King est magistralement accompagné pour cette saga : Mikel Janin est un dessinateur prodigieux, non seulement par le talent, mais la régularité, capable d'enchaîner des épisodes insensés à un rythme infernal, sans bâcler, en assumant dessin et encrage, toujours soutenu par sa fidèle coloriste June Chung (et à peine pour quelques pages par Hugo Petrus à l'encrage).

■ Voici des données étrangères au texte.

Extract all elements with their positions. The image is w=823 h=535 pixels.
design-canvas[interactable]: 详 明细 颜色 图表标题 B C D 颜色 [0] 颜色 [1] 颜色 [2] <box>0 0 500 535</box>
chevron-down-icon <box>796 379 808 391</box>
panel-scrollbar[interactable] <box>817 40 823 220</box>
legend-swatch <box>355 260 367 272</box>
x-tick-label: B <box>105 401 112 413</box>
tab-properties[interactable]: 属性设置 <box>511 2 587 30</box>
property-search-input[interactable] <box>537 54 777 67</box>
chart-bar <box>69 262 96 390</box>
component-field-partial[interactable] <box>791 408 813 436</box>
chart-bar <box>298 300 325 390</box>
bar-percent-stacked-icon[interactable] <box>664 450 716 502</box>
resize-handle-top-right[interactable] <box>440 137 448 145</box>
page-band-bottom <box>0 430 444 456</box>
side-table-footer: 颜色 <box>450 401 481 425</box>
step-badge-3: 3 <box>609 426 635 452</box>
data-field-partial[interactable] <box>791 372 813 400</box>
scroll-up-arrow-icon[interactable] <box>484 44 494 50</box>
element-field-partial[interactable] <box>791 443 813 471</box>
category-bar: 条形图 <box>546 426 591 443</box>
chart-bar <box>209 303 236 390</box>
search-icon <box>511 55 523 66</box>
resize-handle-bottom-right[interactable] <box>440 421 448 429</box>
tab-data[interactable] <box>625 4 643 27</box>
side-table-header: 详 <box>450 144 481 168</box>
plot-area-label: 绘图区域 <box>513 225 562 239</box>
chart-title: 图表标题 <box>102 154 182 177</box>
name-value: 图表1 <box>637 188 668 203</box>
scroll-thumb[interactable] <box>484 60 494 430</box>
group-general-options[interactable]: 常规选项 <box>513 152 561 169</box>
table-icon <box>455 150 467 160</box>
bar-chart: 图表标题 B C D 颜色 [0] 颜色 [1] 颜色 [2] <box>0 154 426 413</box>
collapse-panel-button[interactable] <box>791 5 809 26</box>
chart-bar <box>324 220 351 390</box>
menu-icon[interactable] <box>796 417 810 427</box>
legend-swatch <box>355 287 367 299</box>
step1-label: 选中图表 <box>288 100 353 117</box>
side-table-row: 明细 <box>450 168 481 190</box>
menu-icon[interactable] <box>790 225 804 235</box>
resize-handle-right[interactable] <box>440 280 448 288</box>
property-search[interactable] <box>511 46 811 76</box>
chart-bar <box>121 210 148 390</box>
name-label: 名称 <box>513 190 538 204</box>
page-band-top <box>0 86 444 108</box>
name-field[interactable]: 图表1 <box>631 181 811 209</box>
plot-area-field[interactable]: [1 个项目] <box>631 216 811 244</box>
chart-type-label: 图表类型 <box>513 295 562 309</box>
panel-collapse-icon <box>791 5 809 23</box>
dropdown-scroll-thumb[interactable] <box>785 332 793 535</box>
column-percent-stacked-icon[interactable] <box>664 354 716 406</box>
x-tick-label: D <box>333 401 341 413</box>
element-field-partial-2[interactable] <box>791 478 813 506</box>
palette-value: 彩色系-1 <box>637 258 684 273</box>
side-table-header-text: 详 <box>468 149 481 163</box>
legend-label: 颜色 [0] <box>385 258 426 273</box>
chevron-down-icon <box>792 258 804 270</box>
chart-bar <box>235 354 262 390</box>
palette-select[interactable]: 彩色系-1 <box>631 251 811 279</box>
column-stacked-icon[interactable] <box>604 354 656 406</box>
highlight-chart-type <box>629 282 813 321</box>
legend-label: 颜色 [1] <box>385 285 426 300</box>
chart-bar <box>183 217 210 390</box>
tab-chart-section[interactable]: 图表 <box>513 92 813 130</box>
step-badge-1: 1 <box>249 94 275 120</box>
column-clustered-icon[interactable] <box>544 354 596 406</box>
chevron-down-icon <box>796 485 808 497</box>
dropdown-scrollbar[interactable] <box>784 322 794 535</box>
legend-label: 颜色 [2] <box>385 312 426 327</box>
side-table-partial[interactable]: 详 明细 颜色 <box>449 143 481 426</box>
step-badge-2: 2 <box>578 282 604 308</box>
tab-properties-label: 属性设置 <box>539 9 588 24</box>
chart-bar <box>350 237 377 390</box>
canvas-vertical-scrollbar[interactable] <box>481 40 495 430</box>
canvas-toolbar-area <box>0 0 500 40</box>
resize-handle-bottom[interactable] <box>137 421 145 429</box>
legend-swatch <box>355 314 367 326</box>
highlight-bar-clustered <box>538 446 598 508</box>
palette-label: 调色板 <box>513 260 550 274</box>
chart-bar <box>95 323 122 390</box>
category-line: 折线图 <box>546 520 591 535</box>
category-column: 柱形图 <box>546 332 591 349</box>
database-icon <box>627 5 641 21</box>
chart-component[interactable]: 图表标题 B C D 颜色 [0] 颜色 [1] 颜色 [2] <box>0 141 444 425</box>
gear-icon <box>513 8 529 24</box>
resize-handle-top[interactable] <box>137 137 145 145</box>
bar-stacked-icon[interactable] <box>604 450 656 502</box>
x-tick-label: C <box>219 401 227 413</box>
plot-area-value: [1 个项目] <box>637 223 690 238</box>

Le style de l'espagnol fait parfois songer à celui du brésilien Mike Deodato, mais sans les outrances de ce dernier. Le trait est plus fin et moins texturé (sans hachures notamment), le traitement des ombres est similaire, et le goût des personnages massifs plus raffiné. Idem pour les femmes, naturellement sexy mais sans être des bombasses vulgaires, aux postures trop suggestives (voyez comment il représente Selina Kyle dans l'intimité : elle a rarement été si belle et sensuelle sans pour autant adopter des attitudes provocantes - et King lui offre des répliques savoureuses : "ne t'excuse jamais des positions dans lesquelles tu me mets.").
Et quand Janin a besoin de souffler, il est remplacé par rien moins que Clay Mann, ce qui est quand même la grande classe. Cet artiste qui a été mal utilisé chez Marvel (qui en espérait un rendement plus abondant) et qui s'est ressourcé chez Valiant a débarqué sans faire de bruit chez DC où il joue les fill-in de luxe sur Batman. King l'apprécie visiblement puisqu'il lui a confié le dessin de Heroes in Crisis (même s'il ne réalisera pas les neuf épisodes). Il s'occupe ici des deux interludes dont Kite-Man est le protagoniste et exécute un travail superbe (même si l'encrage de son frère Seth Mann lui convient mieux que celui de Danny Miki et Jon Livesay).
Derrière ce arc imposant et troublant à la fois, on a donc le début de la saison 2 de Batman version Tom King. Et la confirmation qu'il s'agit d'un run exceptionnel, qui ne fera pas l'unanimité mais qui changera profondément le personnage.